Friday, July 07, 2006

Treasures of Transylvania

Transylvania is one of my favourite corners of Europe, but until now I hadn't got around to writing much about it for Balkanology. I've put that right with two new pages, one about Brasov and the surrounding area, the other about Sibiu, Cluj, and Sighisoara.

Low cost flights for Serbia ... or not?

Low cost airlines have taken their time about getting involved in the Balkans, and the market has developed at a much slower rate than in countries such as Poland and Slovakia, but things are changing fast.
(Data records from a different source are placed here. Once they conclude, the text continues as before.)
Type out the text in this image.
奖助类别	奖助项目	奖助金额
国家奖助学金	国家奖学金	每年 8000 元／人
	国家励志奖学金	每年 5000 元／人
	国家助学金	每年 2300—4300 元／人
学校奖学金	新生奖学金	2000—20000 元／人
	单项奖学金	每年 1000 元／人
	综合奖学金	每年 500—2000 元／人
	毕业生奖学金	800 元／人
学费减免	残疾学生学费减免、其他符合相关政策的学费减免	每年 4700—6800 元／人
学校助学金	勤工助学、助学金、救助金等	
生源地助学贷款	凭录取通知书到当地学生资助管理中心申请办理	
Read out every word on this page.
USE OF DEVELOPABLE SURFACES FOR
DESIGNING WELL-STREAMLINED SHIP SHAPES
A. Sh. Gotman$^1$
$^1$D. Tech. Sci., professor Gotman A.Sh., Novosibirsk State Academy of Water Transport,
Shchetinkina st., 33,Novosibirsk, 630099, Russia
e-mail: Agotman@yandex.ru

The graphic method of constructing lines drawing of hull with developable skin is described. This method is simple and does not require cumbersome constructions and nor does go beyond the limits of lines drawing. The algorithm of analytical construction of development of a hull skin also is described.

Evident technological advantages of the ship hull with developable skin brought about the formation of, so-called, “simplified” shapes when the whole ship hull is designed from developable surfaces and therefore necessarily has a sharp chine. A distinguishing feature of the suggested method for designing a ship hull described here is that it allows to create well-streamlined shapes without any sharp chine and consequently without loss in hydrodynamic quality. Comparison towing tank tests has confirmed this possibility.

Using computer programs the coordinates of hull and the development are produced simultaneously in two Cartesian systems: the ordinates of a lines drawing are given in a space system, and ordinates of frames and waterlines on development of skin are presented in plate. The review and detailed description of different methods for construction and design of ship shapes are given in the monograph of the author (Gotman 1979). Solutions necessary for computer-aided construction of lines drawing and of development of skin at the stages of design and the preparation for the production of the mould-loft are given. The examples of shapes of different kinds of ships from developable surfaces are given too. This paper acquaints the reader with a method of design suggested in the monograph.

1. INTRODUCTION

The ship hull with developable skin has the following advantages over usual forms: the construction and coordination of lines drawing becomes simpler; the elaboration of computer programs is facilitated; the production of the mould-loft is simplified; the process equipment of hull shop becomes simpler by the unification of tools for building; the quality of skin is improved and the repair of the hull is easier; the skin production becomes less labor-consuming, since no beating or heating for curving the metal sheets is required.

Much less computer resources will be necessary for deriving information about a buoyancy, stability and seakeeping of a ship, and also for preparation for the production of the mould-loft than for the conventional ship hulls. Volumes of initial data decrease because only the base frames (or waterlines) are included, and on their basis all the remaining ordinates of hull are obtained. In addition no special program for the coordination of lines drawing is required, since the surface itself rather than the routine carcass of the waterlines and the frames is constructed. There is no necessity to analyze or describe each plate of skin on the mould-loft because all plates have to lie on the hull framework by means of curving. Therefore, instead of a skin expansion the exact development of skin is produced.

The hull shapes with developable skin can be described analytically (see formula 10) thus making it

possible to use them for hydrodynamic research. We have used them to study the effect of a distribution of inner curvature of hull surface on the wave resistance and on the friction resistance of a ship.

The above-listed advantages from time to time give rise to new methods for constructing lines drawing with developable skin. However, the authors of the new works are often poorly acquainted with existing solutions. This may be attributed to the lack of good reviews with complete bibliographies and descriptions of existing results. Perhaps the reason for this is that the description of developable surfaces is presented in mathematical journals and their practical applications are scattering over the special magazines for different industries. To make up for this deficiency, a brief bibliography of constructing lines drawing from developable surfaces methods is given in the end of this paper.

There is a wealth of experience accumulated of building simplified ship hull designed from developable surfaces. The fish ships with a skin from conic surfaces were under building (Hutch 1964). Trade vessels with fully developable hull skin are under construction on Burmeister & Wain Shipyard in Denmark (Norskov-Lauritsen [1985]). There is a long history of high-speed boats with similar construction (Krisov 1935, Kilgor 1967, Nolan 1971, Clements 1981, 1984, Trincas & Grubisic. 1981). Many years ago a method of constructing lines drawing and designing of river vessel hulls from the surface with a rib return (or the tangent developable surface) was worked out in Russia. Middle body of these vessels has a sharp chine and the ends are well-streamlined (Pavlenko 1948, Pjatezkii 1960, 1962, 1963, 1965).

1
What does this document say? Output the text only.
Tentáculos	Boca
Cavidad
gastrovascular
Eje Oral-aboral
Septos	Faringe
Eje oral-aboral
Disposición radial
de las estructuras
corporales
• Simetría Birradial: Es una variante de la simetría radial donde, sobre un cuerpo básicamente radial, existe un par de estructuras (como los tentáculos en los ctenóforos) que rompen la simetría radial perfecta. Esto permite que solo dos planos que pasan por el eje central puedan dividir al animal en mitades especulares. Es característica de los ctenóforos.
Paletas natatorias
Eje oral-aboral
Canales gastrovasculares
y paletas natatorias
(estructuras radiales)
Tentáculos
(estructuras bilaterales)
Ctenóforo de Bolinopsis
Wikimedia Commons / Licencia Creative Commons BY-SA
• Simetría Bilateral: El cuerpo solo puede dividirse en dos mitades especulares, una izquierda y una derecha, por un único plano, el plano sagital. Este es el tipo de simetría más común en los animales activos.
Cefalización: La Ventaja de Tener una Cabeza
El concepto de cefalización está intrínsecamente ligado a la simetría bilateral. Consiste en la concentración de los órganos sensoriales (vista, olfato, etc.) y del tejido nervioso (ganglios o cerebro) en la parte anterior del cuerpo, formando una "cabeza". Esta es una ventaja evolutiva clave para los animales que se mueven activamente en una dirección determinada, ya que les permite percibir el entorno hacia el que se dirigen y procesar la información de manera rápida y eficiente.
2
Or not, if you live in Serbia, which has lagged behind several of its neighbours in this respect. An article in the Southeast European Times this week suggests that things maybe be about to change. Many of the proposed developments seem to still be at a rather theoretical stage, so it remains to be seen whether they will come to fruition. As the article points out, it's not much use being able to fly for 1 dinar if you have a problem getting a visa - which is sadly the case for many Serbians.

Sunday, July 02, 2006

Thinking about Thessaloniki, musing about Meteora

Following a visit to Greece earlier this year, I have expanded the Greece section of Balkanology. As I mentioned in an earlier post, I was particularly impressed by Thessaloniki, which now has a page of its own. I've also added pages about the Province of Macedonia and the monasteries of Meteora.

New and improved Balkan guidebooks

The guidebook publishers have done quite a lot of juggling of their Southeast European lineup in the last few months. I've updated the Books pages of Balkanology to reflect all the changes mentioned here. (The links below will take you to the relevant page on the Amazon UK site; within Balkanology you will also find links to the corresponding pages on

Perhaps the most interesting development is the release of the second edition of the Bradt Guide to Albania. Revised versions sometimes amount to little more than window dressing, but that's not the case here. The new edition is 50 pages longer and has quite a lot of new material, particularly about hiking and mountain biking opportunities. Even the maps - never a strong point with Bradt - have been improved. Bradt also plan to issue a second edition of their Bosnia and Herzegovina guide this year, but too late for the summer season - a publication date in November has been mentioned.

Over in Serbia, local publishers Komshe have issued the second edition of Serbia in Your Hands. I was pleasantly surprised to find it on sale this week in a shop here in Ireland. It's a very well-produced volume that whets the appetite for exploring the more far-flung corners of Serbia. Don't expect it to have the same level of practical details as the Bradt guide - it tells you about all the places you might want to see but is relatively silent about how to see them. That aside, it's good to see one of the less touristed Balkan countries taking positive steps to encourage travellers. A companion guide to Belgrade is planned for later this year.

Back in the world of mainstream publishers (and mainstream destinations), both Lonely Planet and Rough Guides have issued the 11th editions of their guides to Greece. Lonely Planet has also launched a seried of "Best of" city guides. These are very slim volumes indeed, aimed very much at the short break market. Belgrade, Dubrovnik, and Ljubljana are all covered.